NOW, THEREFORE, THIS SUPPLEMENTAL INDENTURE WITNESSETH, for and in consideration of the premises and the purchases of the Notes by the Holders thereof, it is mutually agreed, for the benefit of the Company and the equal and proportionate benefit of all Holders of the Notes, as follows:
ARTICLE 1.
DEFINITIONS AND OTHER PROVISIONS OF GENERAL APPLICATION
Section 1.01 Scope of Supplemental Indenture.

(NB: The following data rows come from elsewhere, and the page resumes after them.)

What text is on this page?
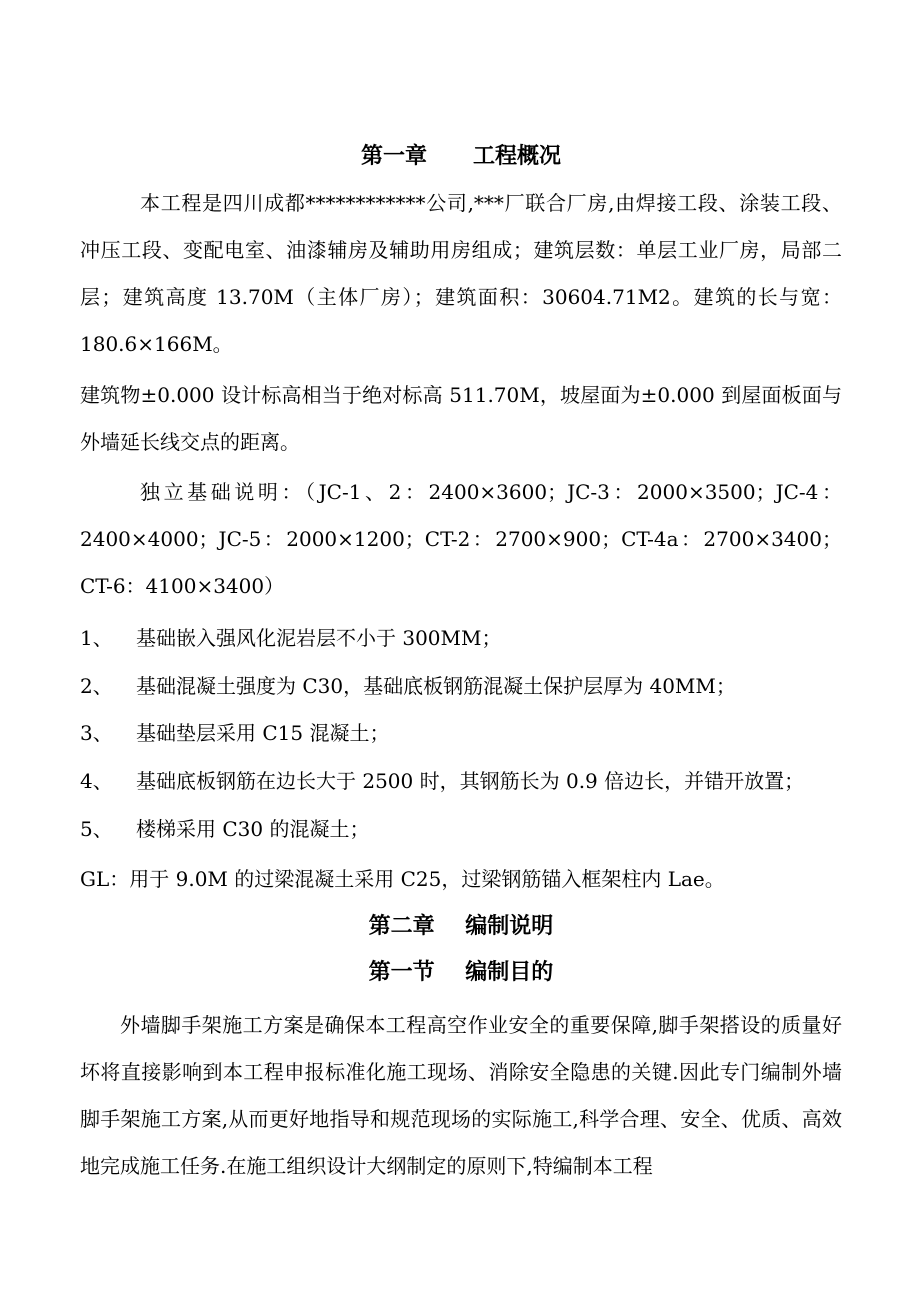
第一章      工程概况
本工程是四川成都************公司,***厂联合厂房,由焊接工段、涂装工段、冲压工段、变配电室、油漆辅房及辅助用房组成；建筑层数：单层工业厂房，局部二层；建筑高度 13.70M（主体厂房）；建筑面积：30604.71M2。建筑的长与宽：180.6×166M。
建筑物±0.000 设计标高相当于绝对标高 511.70M，坡屋面为±0.000 到屋面板面与外墙延长线交点的距离。
独立基础说明：（JC-1、2：2400×3600；JC-3：2000×3500；JC-4：2400×4000；JC-5：2000×1200；CT-2：2700×900；CT-4a：2700×3400；CT-6：4100×3400）
1、 基础嵌入强风化泥岩层不小于 300MM；
2、 基础混凝土强度为 C30，基础底板钢筋混凝土保护层厚为 40MM；
3、 基础垫层采用 C15 混凝土；
4、 基础底板钢筋在边长大于 2500 时，其钢筋长为 0.9 倍边长，并错开放置；
5、 楼梯采用 C30 的混凝土；
GL：用于 9.0M 的过梁混凝土采用 C25，过梁钢筋锚入框架柱内 Lae。
第二章    编制说明
第一节    编制目的
外墙脚手架施工方案是确保本工程高空作业安全的重要保障,脚手架搭设的质量好坏将直接影响到本工程申报标准化施工现场、消除安全隐患的关键.因此专门编制外墙脚手架施工方案,从而更好地指导和规范现场的实际施工,科学合理、安全、优质、高效地完成施工任务.在施工组织设计大纲制定的原则下,特编制本工程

Except for the modifications to the Original Indenture set forth in Sections 3.01, 3.02, 3.03, 4.01 and 4.02 hereof and in the definition of “Indebtedness” herein (which in all cases shall apply to the Notes and any other Securities issued from time to time after the date hereof under the Original Indenture, unless a supplemental indenture with respect to such other Securities specifically provides otherwise), the changes, modifications and supplements to the Original Indenture effected by this Supplemental Indenture shall be applicable only with respect to, and shall only govern the terms of, the Notes, which may be issued from time to time, and shall not apply to any other Securities that may be issued under the Original Indenture unless a supplemental indenture with respect to such other Securities specifically incorporates such changes, modifications and supplements. The provisions of this Supplemental Indenture shall supersede any corresponding provisions in the Original Indenture.
Section 1.02 Definitions.
For all purposes of the Indenture, except as otherwise expressly provided or unless the context otherwise requires:
(i) the terms defined in this Article have the meanings assigned to them in this Article, and include the plural as well as the singular;
(ii) all words, terms and phrases defined in the Original Indenture (but not otherwise defined herein) shall have the meanings assigned to them in the Original Indenture;
(iii) all other terms used herein which are defined in the Trust Indenture Act, either directly or by reference therein, have the meanings assigned to them therein;
(iv) all accounting terms not otherwise defined herein have the meanings assigned to them in accordance with generally accepted accounting principles in the United States of America and, except as otherwise herein expressly provided, the terms “generally accepted accounting principles” or “GAAP” with respect to any computation required or permitted hereunder shall mean such accounting principles as are generally accepted in the United States of America at the date or time of such computation;
(v) the words “herein,” “hereof,” “hereto” and “hereunder” and other words of similar import refer to this Supplemental Indenture as a whole and not to any particular Article, Section or other subdivision; and
(vi) the word “or” is always used inclusively (for example, the phrase “A or B” means “A or B or both,” not “either A or B but not both”).
“Agent Members” has the meaning specified in Section 2.02.